Favolacce

Periferia di Roma, estate, clima vacanziero, tensioni familiari represse. La scena è illustrata da una voce narrante che racconta di un diario ritrovato tra i rifiuti. Spiccano alcune figure: i Placido, papà Bruno e mamma Dalia, la cui felicità è in equilibrio sulla costante violenza psicologica e fisica che il padre nutre a scapito di Dennis e Alessia, i sin troppo quieti figli. C’è poi la famiglia Rosa, con papà Pietro che proietta lo stress del suo piccolo successo lavorativo sulla bellezza dell’introversa figlia Viola. C’è il più modesto Amelio Guerrini, che fa il cameriere e vive in un camper assieme al figlio, il timido Geremia, al quale è legato da un affetto quasi infantile. C’è poi Ada, poco più di una ragazzina, che è incinta di un ragazzo col quale cerca una via di fuga.

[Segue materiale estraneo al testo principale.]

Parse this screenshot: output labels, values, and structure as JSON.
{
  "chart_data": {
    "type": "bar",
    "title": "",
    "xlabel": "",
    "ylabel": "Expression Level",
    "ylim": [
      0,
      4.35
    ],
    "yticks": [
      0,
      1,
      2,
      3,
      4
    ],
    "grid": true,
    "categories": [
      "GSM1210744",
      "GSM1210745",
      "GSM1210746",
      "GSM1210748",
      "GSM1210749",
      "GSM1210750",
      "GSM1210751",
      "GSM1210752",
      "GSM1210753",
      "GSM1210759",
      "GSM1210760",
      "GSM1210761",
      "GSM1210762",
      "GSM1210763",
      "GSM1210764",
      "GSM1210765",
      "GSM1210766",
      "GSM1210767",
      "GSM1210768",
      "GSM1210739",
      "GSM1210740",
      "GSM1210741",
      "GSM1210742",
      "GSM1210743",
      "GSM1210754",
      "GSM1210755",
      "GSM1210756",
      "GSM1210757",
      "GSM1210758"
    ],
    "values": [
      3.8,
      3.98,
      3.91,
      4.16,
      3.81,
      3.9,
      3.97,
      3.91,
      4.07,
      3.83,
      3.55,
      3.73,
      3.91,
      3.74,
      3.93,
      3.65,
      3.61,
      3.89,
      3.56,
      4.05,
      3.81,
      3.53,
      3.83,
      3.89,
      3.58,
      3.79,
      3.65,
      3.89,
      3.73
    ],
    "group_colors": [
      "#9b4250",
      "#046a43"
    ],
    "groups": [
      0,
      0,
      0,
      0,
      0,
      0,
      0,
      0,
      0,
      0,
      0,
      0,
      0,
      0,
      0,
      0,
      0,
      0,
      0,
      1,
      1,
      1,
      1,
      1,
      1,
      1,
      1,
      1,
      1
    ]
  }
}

I ragazzini vivono passivamente la loro estate e seguono i precetti del Professor Bernardini, strano insegnante che a suo modo sembra capire la loro silenziosa infelicità. Favolacce pare un film adulto sull’infanzia, ma è piuttosto uno sguardo disperato dell’infanzia sull’età adulta. Ma in realtà il punto focale sta proprio nel tenere separati i due mondi, come fossero due condizioni esistenziali estranee tra loro e soprattutto estraniate dalla realtà.
I fratelli D’Innocenzo disconoscono sia stilisticamente che contenutisticamente ogni possibile realismo, attingendo al malessere esistenziale di una periferia proletaria imborghesita. Lo sguardo tradisce qua e là un malcelato senso di pietà per tutti i personaggi e, per quanto la narrazione non sfugga dall’annichilimento che le loro azioni generano, il punto di contatto tra la loro solitudine e il disadattamento relazionale cui sono soggetti produce il senso dissonante e straniato che caratterizza il film. Il dramma dei personaggi è rappresentato nella distanza abissale che si apre tra loro e il mondo in cui vivono.
Favolacce ha la consistenza di un impasto di stati d’animo indefiniti che induce una riflessione sulla condizione umana. Per individuare la fonte di tale spaccato i D’Innocenzo seguono i vari tracciati esistenziali con un empatico cinismo che si fa carico dell’irresolubile dissidio dell’esistere: il film non fa sconti ai personaggi e nemmeno allo spettatore, insistendo su una regia che adotta sempre la prospettiva più spietata e al contempo umana. Sono queste scelte a segnare la tara del peso morale del film, la capacità di ridefinire uno status etico per lo sguardo dello spettatore.